No era difícil de predecir. El órdago soberanista catalán iba a provocar en el conjunto de la opinión pública española un aumento de las posiciones radicalmente opuestas. Así lo certifica el último barómetro del CIS: crece notablemente el número de españoles partidarios de derogar el vigente sistema autonómico. La postura recentralizadora, que en 2015 defendía sólo un 9% de la población, alcanza hoy un apoyo cercano al 21% de la misma.

No hay alarmismo en lo que expongo: el centralismo es una alternativa tan asumible y democrática como cualquier otra. Hay ejemplos históricos de estados profundamente centralistas (Francia, por ejemplo) que presentan un intachable currículum en la defensa de las libertades; otros en cambio (acuérdense de la URSS), federalistas en el nombre, enmascaran dictaduras execrables.

No se trata, por tanto, de arrimar el ascua a sardina ninguna, sino de constatar que los sentimientos mutan y que incluso las estructuras teóricamente más asentadas pueden llegar a resentirse cuando el modelo se somete a tensiones insensatas. Abierta la caja de Pandora, rotos los consensos constitucionales, son tan probables, y por supuesto tan legítimas, las explosiones como las implosiones.
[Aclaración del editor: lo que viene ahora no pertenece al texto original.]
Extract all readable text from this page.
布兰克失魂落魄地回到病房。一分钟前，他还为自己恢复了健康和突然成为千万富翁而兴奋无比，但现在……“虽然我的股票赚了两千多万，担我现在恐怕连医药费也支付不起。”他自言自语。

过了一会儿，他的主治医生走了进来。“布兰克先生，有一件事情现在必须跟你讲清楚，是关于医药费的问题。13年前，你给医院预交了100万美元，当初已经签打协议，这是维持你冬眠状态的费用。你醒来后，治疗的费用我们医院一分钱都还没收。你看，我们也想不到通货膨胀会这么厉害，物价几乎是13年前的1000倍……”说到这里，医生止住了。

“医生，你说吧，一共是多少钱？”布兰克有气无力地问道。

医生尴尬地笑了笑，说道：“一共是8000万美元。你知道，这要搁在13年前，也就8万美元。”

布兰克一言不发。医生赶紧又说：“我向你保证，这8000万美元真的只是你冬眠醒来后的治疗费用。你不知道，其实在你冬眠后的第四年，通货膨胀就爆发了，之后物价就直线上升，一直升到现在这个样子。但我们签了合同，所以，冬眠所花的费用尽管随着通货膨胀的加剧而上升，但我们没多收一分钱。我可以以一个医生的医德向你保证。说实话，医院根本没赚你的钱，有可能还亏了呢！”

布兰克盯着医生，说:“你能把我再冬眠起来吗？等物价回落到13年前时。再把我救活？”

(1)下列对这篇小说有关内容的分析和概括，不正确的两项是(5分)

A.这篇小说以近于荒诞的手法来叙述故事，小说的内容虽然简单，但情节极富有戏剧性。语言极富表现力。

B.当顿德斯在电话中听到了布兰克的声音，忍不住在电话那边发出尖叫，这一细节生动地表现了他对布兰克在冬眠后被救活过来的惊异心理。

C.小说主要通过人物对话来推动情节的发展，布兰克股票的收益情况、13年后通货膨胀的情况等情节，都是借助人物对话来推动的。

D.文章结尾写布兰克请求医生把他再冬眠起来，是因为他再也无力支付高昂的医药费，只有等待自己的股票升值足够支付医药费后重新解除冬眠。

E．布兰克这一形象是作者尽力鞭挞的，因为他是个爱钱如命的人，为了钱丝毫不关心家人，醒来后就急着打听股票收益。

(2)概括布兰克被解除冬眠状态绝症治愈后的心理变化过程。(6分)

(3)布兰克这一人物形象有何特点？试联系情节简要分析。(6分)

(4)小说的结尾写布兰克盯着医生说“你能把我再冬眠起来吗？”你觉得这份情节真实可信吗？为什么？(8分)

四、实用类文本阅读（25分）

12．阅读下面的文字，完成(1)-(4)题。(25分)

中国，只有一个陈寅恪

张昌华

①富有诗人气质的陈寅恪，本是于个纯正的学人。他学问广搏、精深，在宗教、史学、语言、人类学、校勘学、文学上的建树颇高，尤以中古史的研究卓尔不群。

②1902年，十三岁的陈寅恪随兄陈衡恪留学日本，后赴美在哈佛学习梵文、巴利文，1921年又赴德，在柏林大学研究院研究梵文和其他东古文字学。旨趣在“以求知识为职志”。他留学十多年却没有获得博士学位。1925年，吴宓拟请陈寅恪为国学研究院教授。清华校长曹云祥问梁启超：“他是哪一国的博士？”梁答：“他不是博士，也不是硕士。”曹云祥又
En estos momentos, según el estudio citado, se distinguen en nuestro país tres opciones básicas: un 29,3% puede encuadrarse en el grupo de los centralistas (por ahí respira el 20,3% que propugna suprimir las autonomías y el 9% que desea que éstas tengan menos competencias); el 49% es definible como claramente autonomista (de ellos, el 36,4% se siente cómodo con el actual diseño y el 12,6% está más de acuerdo con aumentar las competencias autonómicas, llegando al federalismo, aunque sin romper la unidad de España); y una última, minoritaria, que satisface al 9,7%, dispuesta a apoyar el derecho de autodeterminación de cualquier territorio que lo demande. Naturalmente, aunque de todo hay en ambos lados del espectro, el centralismo gana adeptos en la derecha y, por contra, autonomistas y rupturistas suman mayoría en la izquierda.

La novedad es, pues, que tres de cada 10 españoles empiezan a replantearse eso de adelgazar al Estado, de multiplicar costes y ordenamientos y de santificar taifas. El accidental Puigdemont puede añadir otro mérito a su trashumante carrera política: el de resucitar un centralismo que, hasta ahora silente y vergonzante, no duda ya en proclamar que prefiere lo centrípeto a lo centrífugo.